We Liberals must accept the responsibility to make our political values relevant and persuasive. We must reach out to each successive generation. I am for sustainable environmentalism and practical reconciliation. I am for the US alliance. I am for the state of Israel. I am committed to the war on terror. I want to see Australia fulfil its proper role as a regional leader, especially in supporting our neighbours and friends in Papua New Guinea, East Timor and the Pacific. I am a supporter of democracy as a global language, of trade not aid, of the rule of law and the power of the individual.
Australia, thanks to the Howard era, is still a free and open society; a naturally egalitarian place not hidebound by rank or birth; a place where merit, work, character and tenacity are still the most important factors in determining a person’s success. There is more to be done and more that we can do for those who do not yet enjoy the benefits of modern Australia. This can and should be done through strong communities, by taking responsibility for one another and not by outsourcing the role to government. Two hundred and twenty years from our founding as a nation, life is much more complex than it once was. Understandably, government plays a broader role than it once did. But overreliance on the government is holding our nation back, eroding our enterprise, eroding our instinct to take responsibility for ourselves and for each other and, most of all, eroding voluntary association.
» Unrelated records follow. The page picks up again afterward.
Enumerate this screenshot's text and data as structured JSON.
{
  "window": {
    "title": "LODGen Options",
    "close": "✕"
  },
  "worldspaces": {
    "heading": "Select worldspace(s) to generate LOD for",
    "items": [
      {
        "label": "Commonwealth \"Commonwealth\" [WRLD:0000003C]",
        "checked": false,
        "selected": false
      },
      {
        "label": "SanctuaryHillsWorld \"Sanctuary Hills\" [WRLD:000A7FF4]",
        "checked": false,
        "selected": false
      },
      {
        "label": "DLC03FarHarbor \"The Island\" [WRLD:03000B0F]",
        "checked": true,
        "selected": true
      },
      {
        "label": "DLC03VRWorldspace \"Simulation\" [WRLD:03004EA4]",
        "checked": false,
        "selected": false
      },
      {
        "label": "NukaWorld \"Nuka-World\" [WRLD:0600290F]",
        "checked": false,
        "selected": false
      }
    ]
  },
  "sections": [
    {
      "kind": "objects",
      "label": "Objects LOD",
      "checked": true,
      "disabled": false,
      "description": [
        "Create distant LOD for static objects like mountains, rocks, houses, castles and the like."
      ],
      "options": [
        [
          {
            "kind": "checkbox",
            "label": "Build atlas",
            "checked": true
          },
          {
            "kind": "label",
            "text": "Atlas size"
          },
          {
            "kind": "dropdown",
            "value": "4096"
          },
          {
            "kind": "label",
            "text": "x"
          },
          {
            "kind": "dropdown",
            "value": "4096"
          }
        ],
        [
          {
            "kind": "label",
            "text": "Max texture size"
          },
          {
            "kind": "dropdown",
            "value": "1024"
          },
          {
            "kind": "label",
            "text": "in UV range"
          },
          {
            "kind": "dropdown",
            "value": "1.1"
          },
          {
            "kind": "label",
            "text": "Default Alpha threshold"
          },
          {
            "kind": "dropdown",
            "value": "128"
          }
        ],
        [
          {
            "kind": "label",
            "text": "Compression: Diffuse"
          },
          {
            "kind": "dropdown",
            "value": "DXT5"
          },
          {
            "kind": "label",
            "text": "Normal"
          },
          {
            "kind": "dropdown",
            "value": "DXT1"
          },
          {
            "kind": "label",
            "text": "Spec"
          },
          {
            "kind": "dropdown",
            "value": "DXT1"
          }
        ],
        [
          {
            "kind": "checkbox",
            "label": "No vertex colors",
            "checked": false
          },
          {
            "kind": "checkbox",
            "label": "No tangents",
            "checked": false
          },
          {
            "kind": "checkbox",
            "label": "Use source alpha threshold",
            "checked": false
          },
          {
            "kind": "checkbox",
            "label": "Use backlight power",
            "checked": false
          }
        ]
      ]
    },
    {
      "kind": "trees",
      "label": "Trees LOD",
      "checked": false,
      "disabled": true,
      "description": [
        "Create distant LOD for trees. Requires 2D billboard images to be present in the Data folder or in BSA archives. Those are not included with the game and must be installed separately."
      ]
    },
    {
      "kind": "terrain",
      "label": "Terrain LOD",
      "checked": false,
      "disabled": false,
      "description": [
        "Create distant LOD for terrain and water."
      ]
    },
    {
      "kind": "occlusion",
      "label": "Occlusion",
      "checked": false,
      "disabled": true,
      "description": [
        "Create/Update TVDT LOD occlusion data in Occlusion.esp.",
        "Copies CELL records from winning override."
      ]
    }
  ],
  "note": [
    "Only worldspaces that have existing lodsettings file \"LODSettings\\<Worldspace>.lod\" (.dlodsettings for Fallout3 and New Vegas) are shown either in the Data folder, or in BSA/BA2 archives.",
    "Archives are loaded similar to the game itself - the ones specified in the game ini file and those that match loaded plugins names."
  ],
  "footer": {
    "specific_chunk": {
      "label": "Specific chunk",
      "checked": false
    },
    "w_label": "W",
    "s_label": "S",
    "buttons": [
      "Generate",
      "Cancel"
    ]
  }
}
My commitment to the people of Mitchell is to stand up in this place for our community—for its great spirit of enterprise, its individualism, its spirit of volunteerism and its aspirational goals. It has become fashionable to dispense with aspirational goals, especially among the modern class of urbane, professional politicians. There is a species of leader whose achievement is to offend no-one, who stands for nothing. He or she has the great advantage of never being guilty of failure because they never advocated a standard that they might fail. I prefer the approach of Theodore Roosevelt, who said:
It is not the critic who counts; not the man who points out how the strong man stumbles or where the doer of deeds could have done them better. The credit belongs to the man who is actually in the arena; whose face is marred by dust and sweat and blood; who strives valiantly … who knows the great enthusiasms, the great devotions; who spends himself in a worthy cause; who, at best, knows … the triumph of high achievement; and who, at the worst, if he fails, at least fails while daring greatly, so that his place shall never be with those cold and timid souls who knew neither victory nor defeat.
It is in that great spirit and in this great arena that I humbly devote myself to serving the people of Mitchell and the people of Australia for as long as I am fortunate enough to remain a member of this place.